IgA nephropathy is the most common type of glomerulonephritis and it is caused by primary or secondary pathogen disease such as seronegative arthritis, cirrhosis, celiac disease, vasculitis and HIV [8]. Although the effect of tonsillectomy on IgA nephropathy is still controversial, several reports suggest its practical efficacy at the present time. The retrospective study showed that tonsillectomy had an effect on renal outcome [9]. The decrease level of proteinuria in steroid pulse therapy with or without tonsillectomy was significant [10]. Reports of IgA nephropathy associated with Crohn’s disease are increasing. A retrospective review of 83 kidney biopsies with IBD report that the most common diagnosis was IgA nephropathy (24 %), followed by interstitial nephritis (19 %) which was suspected of 5-ASA relation, and arterionephrosclerosis (12 %) [11]. In that review, it was not clearly mentioned whether the occurrence of IgA nephropathy in Crohn’s disease was different from that in ulcerative colitis. The mechanism of the complication between IgA nephropathy and Crohn’s disease has been discussed in three points. First, the systemic absorption of IgA at the intestine mucosal inflammation site is associated with IgA nephropathy [2-4]. Second, the possible involvement of a common genetic factor; especially human leukocyte antigen (HLA)-DR1 has been the suspected factor that provides a link between Crohn’s disease and IgA nephropathy [12, 13]. Third, abnormal T helper lymphocyte is a factor that may contribute to the pathogenesis associated with these two diseases [14].

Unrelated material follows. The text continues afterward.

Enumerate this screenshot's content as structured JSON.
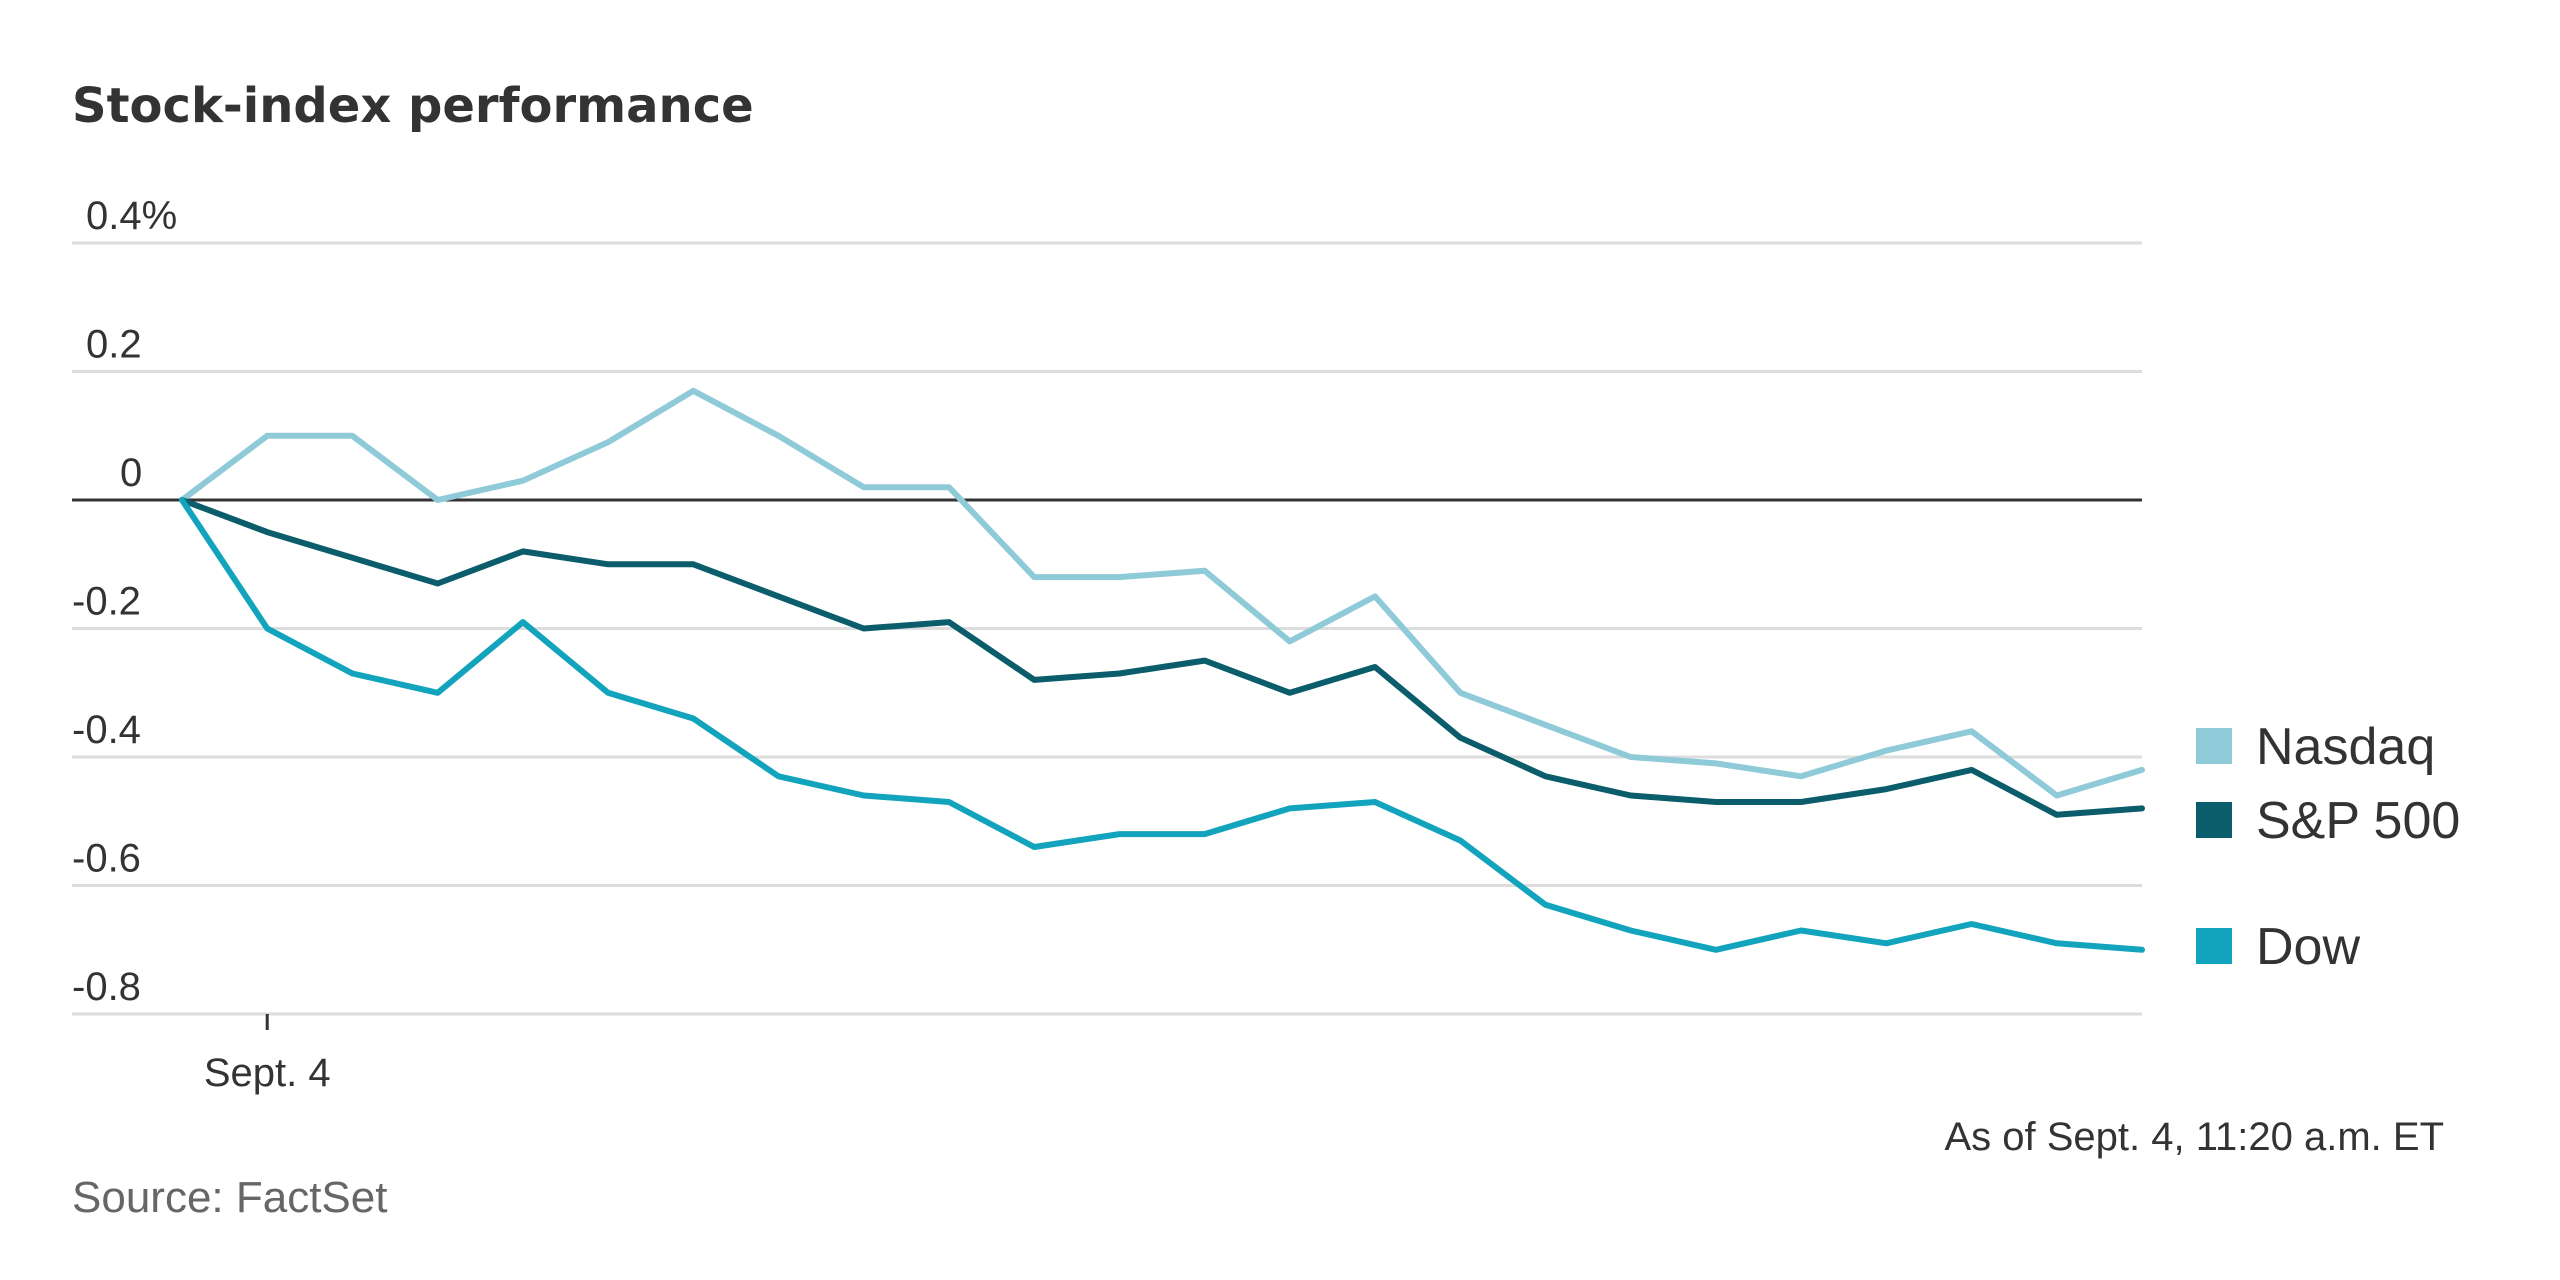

Further experiments are needed to confirm these hypotheses. On the other hand, in Crohn’s disease, intestinal mucosal inflammation is thought to lead to the systemic absorption of antigens and bacteria, and high serum levels of IgA and IgG [2]. Alternatively, increased intestinal mucosal permeability was demonstrated in IgA nephropathy [15]. The association of the etiology of Crohn’s disease after tonsillectomy has been reported [16], yet, it is not clear whether this association is applicable to our case or not. During the term of exacerbation of bowel disease, IgA nephropathy deteriorates or clinically evoked. Treatment of bowel disease with either immunosuppression therapy or bowel resection is associated with a clinical remission of IgA nephropathy [17]. These clinical observations support that a high level of systemic IgA derived from the ileum tract leads to the onset of IgA nephropathy. We hypothesized that intestine-derived IgA2 would react to this mechanism, since mucosa of lower gastrointestinal tract secreted mostly IgA2 than IgA1. Nonetheless, in this case, IgA1 deposition, but not IgA2 deposition, in kidney glomerular mesangial sites was observed. The galactose-deficient IgA1 is recognized as being the likely cause of IgA nephropathy [18, 19]. IgA1 producing cells are known to increase in the intestine of IBD [20], which also provides the potential answer to why intestine-derived abnormal sugar-chain IgA1 is a causative agent of IgA nephropathy. In conclusion, there appears to be a link between Crohn’s disease, IgA nephropathy and galactose-deficient IgA1 secreted by the intestine, and all may be confounding factors that contribute to the onset or exacerbation of IgA nephropathy.